Peppy Polly | |
---|---|
Directed by | Elmer Clifton |
Written by | M. M. Stearns (scenario) |
Story by | Marjorie Raynale |
Produced by | New Art Film |
Starring | Dorothy Gish |
Cinematography | John Leezer |
Production company | New Art Film Company |
Distributed by | Famous Players–Lasky / Paramount Pictures |
Release date |
|
Running time | 50 minutes |
Country | United States |
Language | Silent (English intertitles) |
Peppy Polly is a lost[1] 1919 American silent drama film directed by Elmer Clifton and starring Dorothy Gish. D. W. Griffith produced, as he did for several of Gish's films.[2][3]
As described in a film magazine,[4] Polly Shannon (Gish) impresses Judge Monroe (Peil) with her "pep" and is recommended for employment to Mrs. Kingsley Benedict (Toncray), member of a committee investigating the Melville reform school for girls. Polly goes along, meets an old friend who is now an inmate, and learns that the conditions are deplorable and that the committee is being deceived. She and Judge Monroe plan for her to commit a theft so that she can be sentenced to Melville to aid in the investigation. Matters are complicated after she becomes an inmate and the judge dies, and she becomes the victim of the cruel matron's persecution. At the asylum she meets a young doctor whom she learns to love and the two manage to bring the truth to light. Polly is released and they are married.
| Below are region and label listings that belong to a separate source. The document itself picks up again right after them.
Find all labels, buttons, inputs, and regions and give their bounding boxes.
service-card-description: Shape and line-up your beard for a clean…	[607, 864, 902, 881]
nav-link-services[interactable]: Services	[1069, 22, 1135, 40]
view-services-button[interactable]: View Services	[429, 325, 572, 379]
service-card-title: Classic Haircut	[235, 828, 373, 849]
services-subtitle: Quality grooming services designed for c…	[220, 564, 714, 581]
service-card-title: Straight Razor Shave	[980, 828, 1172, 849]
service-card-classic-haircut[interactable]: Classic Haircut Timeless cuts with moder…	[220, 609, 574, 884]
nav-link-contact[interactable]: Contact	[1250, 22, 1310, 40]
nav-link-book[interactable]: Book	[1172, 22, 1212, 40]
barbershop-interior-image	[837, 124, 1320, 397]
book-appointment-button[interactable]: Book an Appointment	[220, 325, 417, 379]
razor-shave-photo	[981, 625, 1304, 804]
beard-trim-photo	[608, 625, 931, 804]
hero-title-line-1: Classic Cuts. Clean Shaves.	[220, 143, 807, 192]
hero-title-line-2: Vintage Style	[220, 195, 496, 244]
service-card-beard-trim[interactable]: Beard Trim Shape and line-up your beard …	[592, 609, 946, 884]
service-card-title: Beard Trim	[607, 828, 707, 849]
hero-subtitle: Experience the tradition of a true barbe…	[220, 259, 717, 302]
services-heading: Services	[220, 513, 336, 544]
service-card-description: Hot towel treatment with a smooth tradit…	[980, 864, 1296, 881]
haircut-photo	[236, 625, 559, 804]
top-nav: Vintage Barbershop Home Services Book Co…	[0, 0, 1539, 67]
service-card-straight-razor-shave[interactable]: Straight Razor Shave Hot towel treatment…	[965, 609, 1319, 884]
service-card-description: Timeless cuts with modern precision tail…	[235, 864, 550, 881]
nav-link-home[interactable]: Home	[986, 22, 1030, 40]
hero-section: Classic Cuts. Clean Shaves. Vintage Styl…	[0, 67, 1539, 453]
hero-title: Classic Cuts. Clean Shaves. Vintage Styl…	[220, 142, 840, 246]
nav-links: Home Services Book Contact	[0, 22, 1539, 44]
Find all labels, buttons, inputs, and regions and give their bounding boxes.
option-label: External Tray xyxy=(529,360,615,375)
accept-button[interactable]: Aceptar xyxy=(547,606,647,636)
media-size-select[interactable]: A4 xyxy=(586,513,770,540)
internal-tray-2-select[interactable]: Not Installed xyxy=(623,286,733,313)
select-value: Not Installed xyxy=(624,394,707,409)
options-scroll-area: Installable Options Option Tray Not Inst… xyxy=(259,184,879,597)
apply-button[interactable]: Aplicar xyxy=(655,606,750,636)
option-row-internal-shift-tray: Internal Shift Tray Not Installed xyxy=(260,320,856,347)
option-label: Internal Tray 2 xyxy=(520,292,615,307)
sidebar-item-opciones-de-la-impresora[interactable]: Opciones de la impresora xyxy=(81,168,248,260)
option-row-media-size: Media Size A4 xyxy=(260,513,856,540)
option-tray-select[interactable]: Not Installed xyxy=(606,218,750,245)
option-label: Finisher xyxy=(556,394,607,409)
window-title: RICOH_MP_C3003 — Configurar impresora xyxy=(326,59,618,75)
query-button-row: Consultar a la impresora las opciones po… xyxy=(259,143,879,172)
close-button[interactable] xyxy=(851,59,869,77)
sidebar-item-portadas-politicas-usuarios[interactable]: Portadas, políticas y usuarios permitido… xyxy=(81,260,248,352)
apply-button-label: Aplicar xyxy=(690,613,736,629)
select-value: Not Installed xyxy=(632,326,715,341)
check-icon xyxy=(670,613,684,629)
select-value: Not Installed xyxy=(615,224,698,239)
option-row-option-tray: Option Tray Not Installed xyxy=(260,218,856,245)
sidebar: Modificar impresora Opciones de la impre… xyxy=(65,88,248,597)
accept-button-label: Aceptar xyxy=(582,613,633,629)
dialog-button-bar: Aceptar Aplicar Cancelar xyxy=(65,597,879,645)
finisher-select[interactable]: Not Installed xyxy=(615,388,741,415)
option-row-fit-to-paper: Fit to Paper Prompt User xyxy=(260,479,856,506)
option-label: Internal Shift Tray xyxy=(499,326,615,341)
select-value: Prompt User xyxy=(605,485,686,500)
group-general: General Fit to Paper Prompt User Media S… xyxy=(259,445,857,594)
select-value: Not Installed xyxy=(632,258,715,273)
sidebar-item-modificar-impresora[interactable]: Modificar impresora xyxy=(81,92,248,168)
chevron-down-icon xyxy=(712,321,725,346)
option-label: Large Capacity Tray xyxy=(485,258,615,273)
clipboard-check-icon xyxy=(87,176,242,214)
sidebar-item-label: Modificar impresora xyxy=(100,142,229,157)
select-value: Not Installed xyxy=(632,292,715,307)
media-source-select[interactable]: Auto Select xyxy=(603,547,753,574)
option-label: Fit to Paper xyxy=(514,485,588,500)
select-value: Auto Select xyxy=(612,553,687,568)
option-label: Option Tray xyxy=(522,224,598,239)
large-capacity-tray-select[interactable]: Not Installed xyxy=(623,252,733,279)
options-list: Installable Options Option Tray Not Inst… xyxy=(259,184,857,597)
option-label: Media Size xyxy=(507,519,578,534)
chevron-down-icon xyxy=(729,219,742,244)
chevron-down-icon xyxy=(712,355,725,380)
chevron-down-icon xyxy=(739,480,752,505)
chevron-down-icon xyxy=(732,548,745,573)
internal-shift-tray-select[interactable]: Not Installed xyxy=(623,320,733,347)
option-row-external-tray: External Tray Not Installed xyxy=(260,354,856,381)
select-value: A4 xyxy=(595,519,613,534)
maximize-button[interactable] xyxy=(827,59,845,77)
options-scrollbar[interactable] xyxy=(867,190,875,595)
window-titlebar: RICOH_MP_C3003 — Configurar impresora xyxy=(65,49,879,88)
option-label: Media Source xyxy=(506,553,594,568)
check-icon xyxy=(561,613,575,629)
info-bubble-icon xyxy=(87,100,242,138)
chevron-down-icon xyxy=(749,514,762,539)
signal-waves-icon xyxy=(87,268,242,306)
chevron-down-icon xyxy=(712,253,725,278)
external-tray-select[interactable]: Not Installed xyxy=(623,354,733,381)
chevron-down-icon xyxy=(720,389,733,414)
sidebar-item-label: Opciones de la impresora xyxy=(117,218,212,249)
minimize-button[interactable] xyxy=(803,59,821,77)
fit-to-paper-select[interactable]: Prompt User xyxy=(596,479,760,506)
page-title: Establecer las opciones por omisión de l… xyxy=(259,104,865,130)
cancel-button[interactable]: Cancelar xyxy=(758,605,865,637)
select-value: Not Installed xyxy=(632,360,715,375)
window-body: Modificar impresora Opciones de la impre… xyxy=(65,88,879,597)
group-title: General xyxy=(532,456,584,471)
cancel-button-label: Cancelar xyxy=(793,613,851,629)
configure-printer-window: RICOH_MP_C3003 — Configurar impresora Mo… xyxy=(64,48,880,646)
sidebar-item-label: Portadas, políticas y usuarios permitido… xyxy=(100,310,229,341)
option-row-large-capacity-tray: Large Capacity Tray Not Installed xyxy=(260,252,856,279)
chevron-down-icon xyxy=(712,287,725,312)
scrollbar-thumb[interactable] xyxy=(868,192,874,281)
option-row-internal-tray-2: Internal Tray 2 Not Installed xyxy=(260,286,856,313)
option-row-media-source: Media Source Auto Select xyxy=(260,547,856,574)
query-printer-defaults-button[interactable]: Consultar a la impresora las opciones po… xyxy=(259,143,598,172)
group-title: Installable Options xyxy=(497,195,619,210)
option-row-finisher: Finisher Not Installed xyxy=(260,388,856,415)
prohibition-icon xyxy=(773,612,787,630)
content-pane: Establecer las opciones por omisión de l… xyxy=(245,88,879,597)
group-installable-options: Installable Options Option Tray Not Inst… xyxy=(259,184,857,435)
In New Zealand, Peppy Polly was screened as early as January, 1920, in Wellington, where it played concurrently in two different theaters.[5] The following month, it was screened at the Octagon Theatre in Dunedin.[6] It premiered in Whangārei at the Britannia Theatre in July, succeeding the Owen Moore-starring Rolling Stones.[7] The film was screened in Blenheim in late 1920, ending a run at the Princess Theatre on October 12.[8]